BGE Small English Embedding Model
Property | Value |
---|---|
Parameter Count | 33.4M |
Model Type | Text Embeddings |
License | MIT |
Primary Paper | C-Pack: Packaged Resources To Advance General Chinese Embedding |
What is bge-small-en?
BGE-small-en is a compact yet powerful embedding model developed by BAAI, designed for generating high-quality text embeddings for English language content. Despite its relatively small size of 33.4M parameters, it achieves impressive performance on the MTEB benchmark, making it an efficient choice for text similarity and retrieval tasks.
Implementation Details
The model uses transformer architecture and is optimized through contrastive learning. It supports a maximum sequence length of 512 tokens and includes special handling for retrieval tasks through query instructions.

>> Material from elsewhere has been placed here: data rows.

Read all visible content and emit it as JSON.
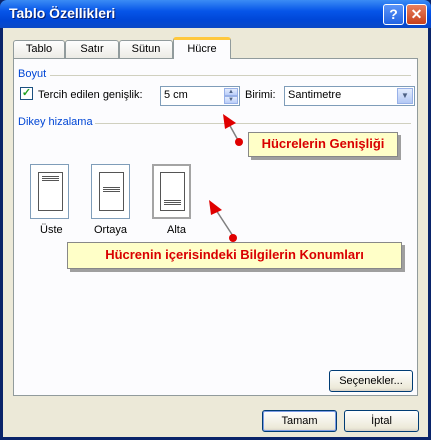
{
  "window": {
    "title": "Tablo Özellikleri",
    "help_label": "?",
    "close_label": "✕"
  },
  "tabs": [
    {
      "label": "Tablo"
    },
    {
      "label": "Satır"
    },
    {
      "label": "Sütun"
    },
    {
      "label": "Hücre",
      "active": true
    }
  ],
  "size_group": {
    "label": "Boyut",
    "checkbox_checked": true,
    "checkbox_mark": "✓",
    "preferred_width_label": "Tercih edilen genişlik:",
    "width_value": "5 cm",
    "unit_label": "Birimi:",
    "unit_value": "Santimetre"
  },
  "vertical_alignment": {
    "label": "Dikey hizalama",
    "options": [
      {
        "label": "Üste",
        "position": "top"
      },
      {
        "label": "Ortaya",
        "position": "center"
      },
      {
        "label": "Alta",
        "position": "bottom",
        "selected": true
      }
    ]
  },
  "buttons": {
    "options": "Seçenekler...",
    "ok": "Tamam",
    "cancel": "İptal"
  },
  "callouts": {
    "width": "Hücrelerin Genişliği",
    "position": "Hücrenin içerisindeki Bilgilerin Konumları"
  },
  "colors": {
    "accent_tab": "#ffc83c",
    "callout_text": "#d90000",
    "callout_bg": "#ffffc8",
    "group_label": "#0046d5"
  }
}
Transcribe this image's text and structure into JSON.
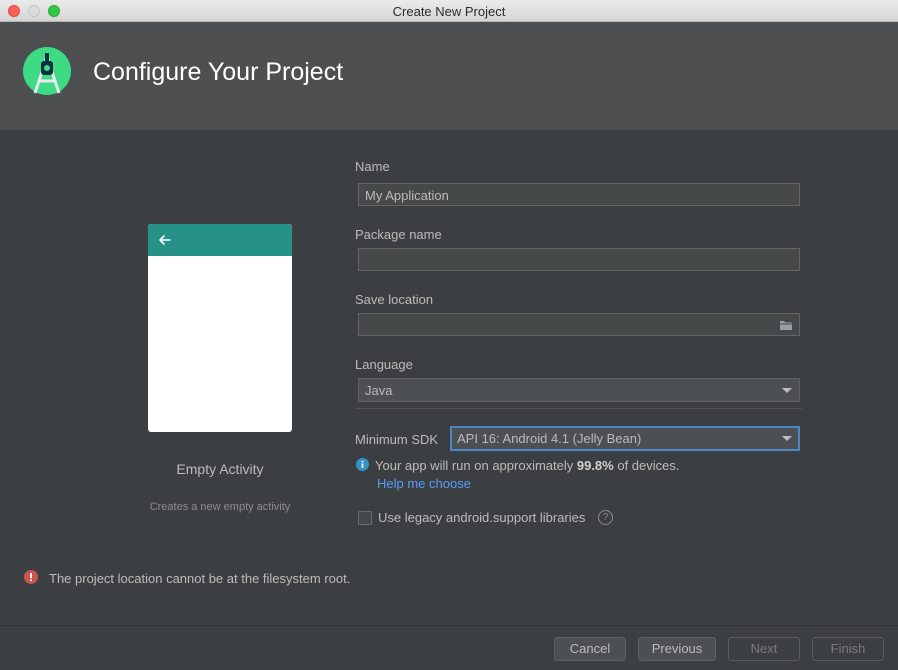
{
  "window": {
    "title": "Create New Project"
  },
  "header": {
    "title": "Configure Your Project"
  },
  "template": {
    "name": "Empty Activity",
    "description": "Creates a new empty activity"
  },
  "form": {
    "name_label": "Name",
    "name_value": "My Application",
    "package_label": "Package name",
    "package_value": "",
    "save_label": "Save location",
    "save_value": "",
    "language_label": "Language",
    "language_value": "Java",
    "min_sdk_label": "Minimum SDK",
    "min_sdk_value": "API 16: Android 4.1 (Jelly Bean)",
    "info_prefix": "Your app will run on approximately ",
    "info_percent": "99.8%",
    "info_suffix": " of devices.",
    "help_link": "Help me choose",
    "legacy_label": "Use legacy android.support libraries",
    "legacy_checked": false
  },
  "error": {
    "message": "The project location cannot be at the filesystem root."
  },
  "buttons": {
    "cancel": "Cancel",
    "previous": "Previous",
    "next": "Next",
    "finish": "Finish"
  },
  "colors": {
    "accent": "#269287",
    "link": "#589df6",
    "error": "#c75450",
    "info": "#3592c4"
  },
  "icons": [
    "android-studio-logo-icon",
    "back-arrow-icon",
    "folder-icon",
    "info-icon",
    "help-question-icon",
    "error-icon"
  ]
}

- Achieves 62.11 average score on MTEB benchmark
- Optimized for both similarity matching and retrieval tasks
- Supports efficient inference with FP16 precision
- Integrated with popular frameworks like Sentence-Transformers and Langchain
Core Capabilities
- Text Embedding Generation: Creates 384-dimensional dense vectors
- Semantic Search: Excellent performance in retrieval tasks (51.82 on MTEB retrieval)

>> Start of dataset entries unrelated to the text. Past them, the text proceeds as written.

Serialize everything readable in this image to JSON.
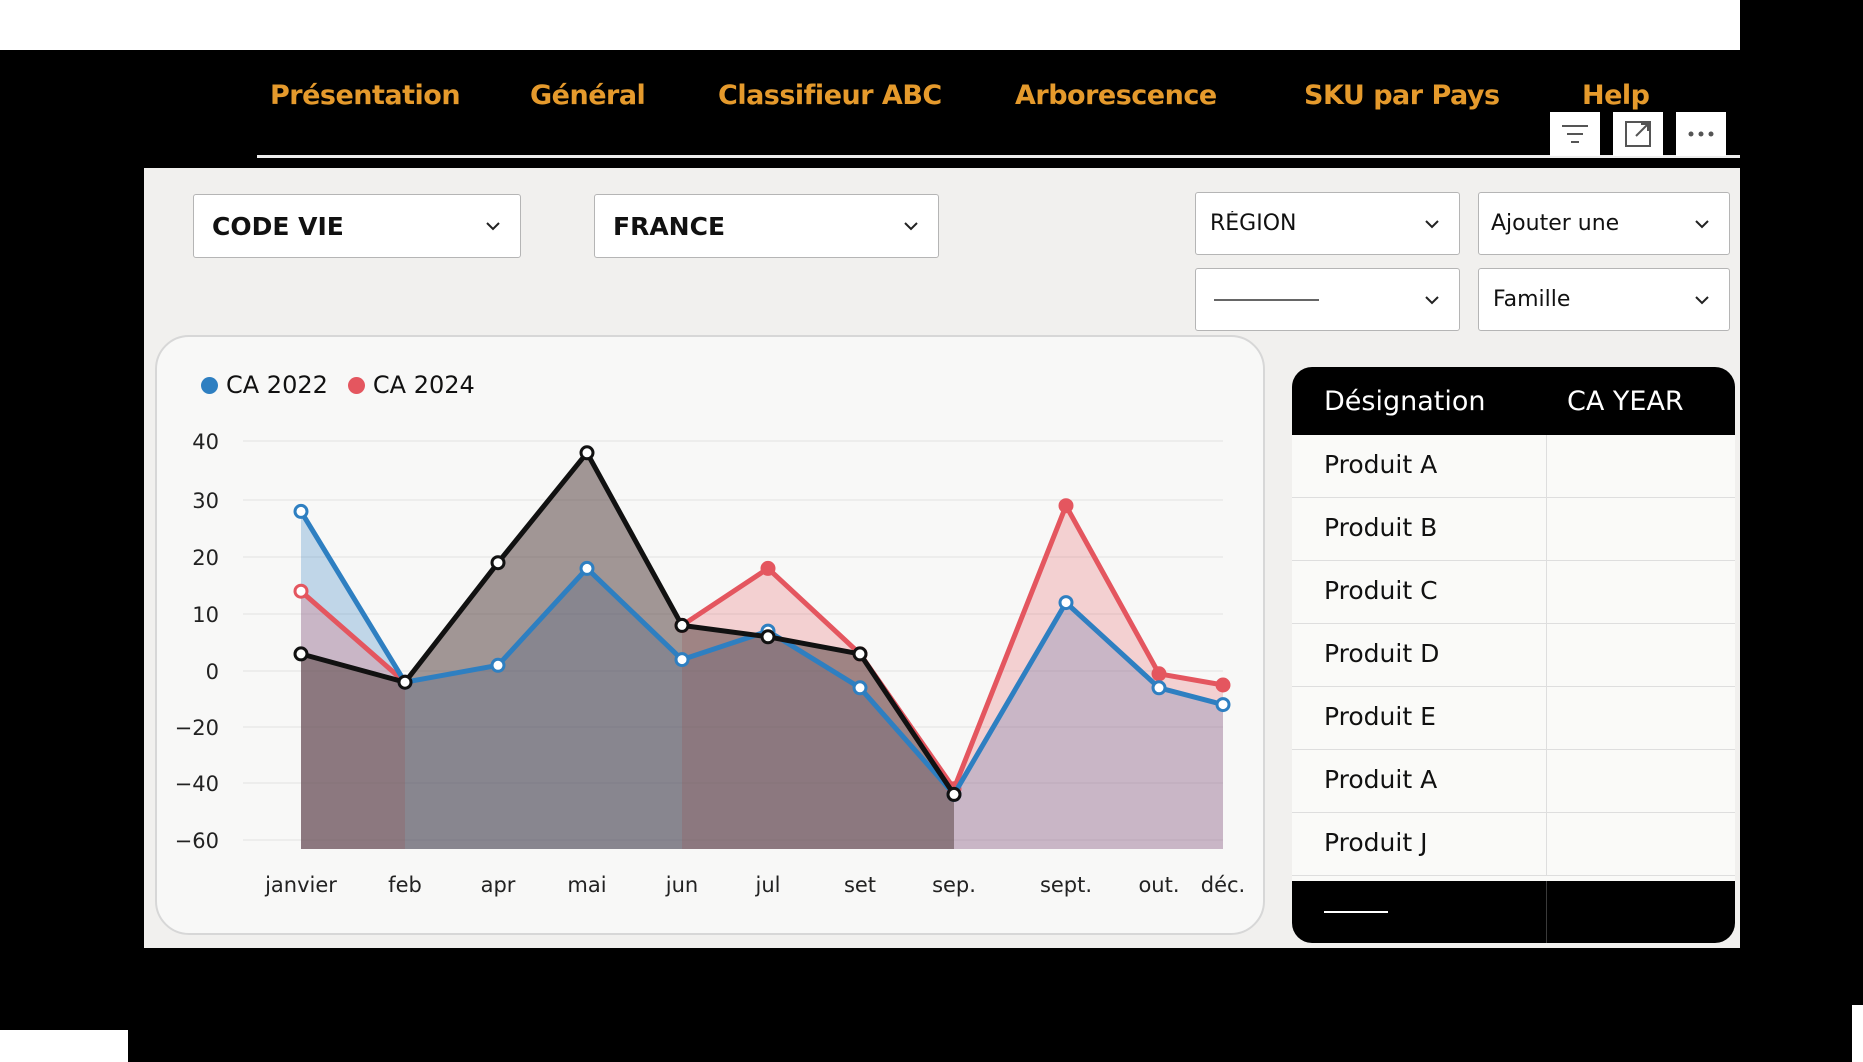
{
  "nav": {
    "tabs": [
      {
        "label": "Présentation"
      },
      {
        "label": "Général"
      },
      {
        "label": "Classifieur ABC"
      },
      {
        "label": "Arborescence"
      },
      {
        "label": "SKU par Pays"
      },
      {
        "label": "Help"
      }
    ]
  },
  "visual_header": {
    "icons": [
      "filter-icon",
      "focus-mode-icon",
      "more-options-icon"
    ]
  },
  "filters": {
    "code_vie": "CODE VIE",
    "pays": "FRANCE",
    "region": "RÉGION",
    "ajouter": "Ajouter une",
    "famille": "Famille"
  },
  "chart_data": {
    "type": "area",
    "categories": [
      "janvier",
      "feb",
      "apr",
      "mai",
      "jun",
      "jul",
      "set",
      "sep.",
      "sept.",
      "out.",
      "déc."
    ],
    "yticks": [
      "40",
      "30",
      "20",
      "10",
      "0",
      "−20",
      "−40",
      "−60"
    ],
    "legend": [
      "CA 2022",
      "CA 2024"
    ],
    "series": [
      {
        "name": "CA 2022",
        "color": "#2e7fc1",
        "values": [
          28,
          -4,
          1,
          18,
          2,
          7,
          -6,
          -44,
          12,
          -6,
          -12
        ]
      },
      {
        "name": "CA 2024",
        "color": "#e4565f",
        "values": [
          14,
          -4,
          null,
          null,
          8,
          18,
          3,
          -42,
          29,
          -1,
          -5
        ]
      },
      {
        "color": "#111111",
        "values": [
          3,
          -4,
          19,
          38,
          8,
          6,
          3,
          -44,
          null,
          null,
          null
        ]
      }
    ],
    "grid": true,
    "legend_position": "top-left"
  },
  "table": {
    "headers": [
      "Désignation",
      "CA YEAR"
    ],
    "rows": [
      {
        "designation": "Produit A",
        "ca": ""
      },
      {
        "designation": "Produit B",
        "ca": ""
      },
      {
        "designation": "Produit C",
        "ca": ""
      },
      {
        "designation": "Produit D",
        "ca": ""
      },
      {
        "designation": "Produit E",
        "ca": ""
      },
      {
        "designation": "Produit A",
        "ca": ""
      },
      {
        "designation": "Produit J",
        "ca": ""
      }
    ]
  },
  "colors": {
    "nav_text": "#e59a2c",
    "series_2022": "#2e7fc1",
    "series_2024": "#e4565f",
    "series_black": "#111111"
  }
}
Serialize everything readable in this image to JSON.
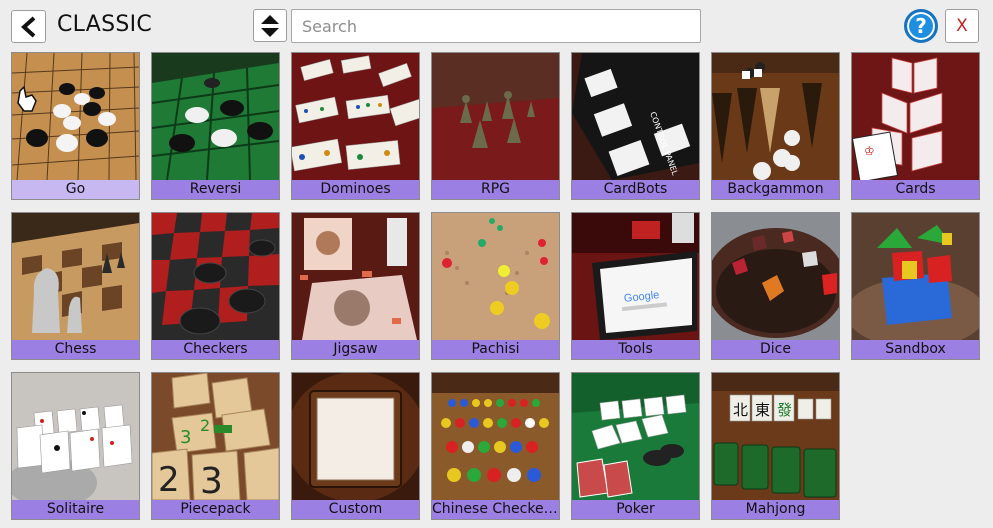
{
  "header": {
    "title": "CLASSIC",
    "back_icon": "chevron-left-icon",
    "sort_icon": "sort-updown-icon",
    "help_icon": "help-circle-icon",
    "close_label": "X"
  },
  "search": {
    "placeholder": "Search",
    "value": ""
  },
  "colors": {
    "label_bg": "#9b7fe3",
    "label_bg_selected": "#c8b8f2",
    "help_blue": "#1e8fe0",
    "close_red": "#c62020"
  },
  "games": [
    {
      "label": "Go",
      "selected": true
    },
    {
      "label": "Reversi"
    },
    {
      "label": "Dominoes"
    },
    {
      "label": "RPG"
    },
    {
      "label": "CardBots"
    },
    {
      "label": "Backgammon"
    },
    {
      "label": "Cards"
    },
    {
      "label": "Chess"
    },
    {
      "label": "Checkers"
    },
    {
      "label": "Jigsaw"
    },
    {
      "label": "Pachisi"
    },
    {
      "label": "Tools"
    },
    {
      "label": "Dice"
    },
    {
      "label": "Sandbox"
    },
    {
      "label": "Solitaire"
    },
    {
      "label": "Piecepack"
    },
    {
      "label": "Custom"
    },
    {
      "label": "Chinese Checker..."
    },
    {
      "label": "Poker"
    },
    {
      "label": "Mahjong"
    }
  ],
  "thumb_text": {
    "cardbots": "CONTROL PANEL",
    "google": "Google",
    "piecepack": [
      "2",
      "3",
      "2",
      "3",
      "2"
    ],
    "mahjong": [
      "北",
      "東",
      "發"
    ]
  }
}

- Classification Tasks: Strong performance (74.37 on classification benchmarks)
- Cross-encoder Compatibility: Can be paired with BGE reranker for improved accuracy
Frequently Asked Questions
Q: What makes this model unique?
The model offers an excellent balance between model size and performance, making it particularly suitable for deployment in resource-constrained environments while maintaining strong embedding quality.
Q: What are the recommended use cases?
The model excels in semantic search, document retrieval, and text similarity tasks. It's particularly effective when used with the instruction prefix "Represent this sentence for searching relevant passages:" for retrieval tasks.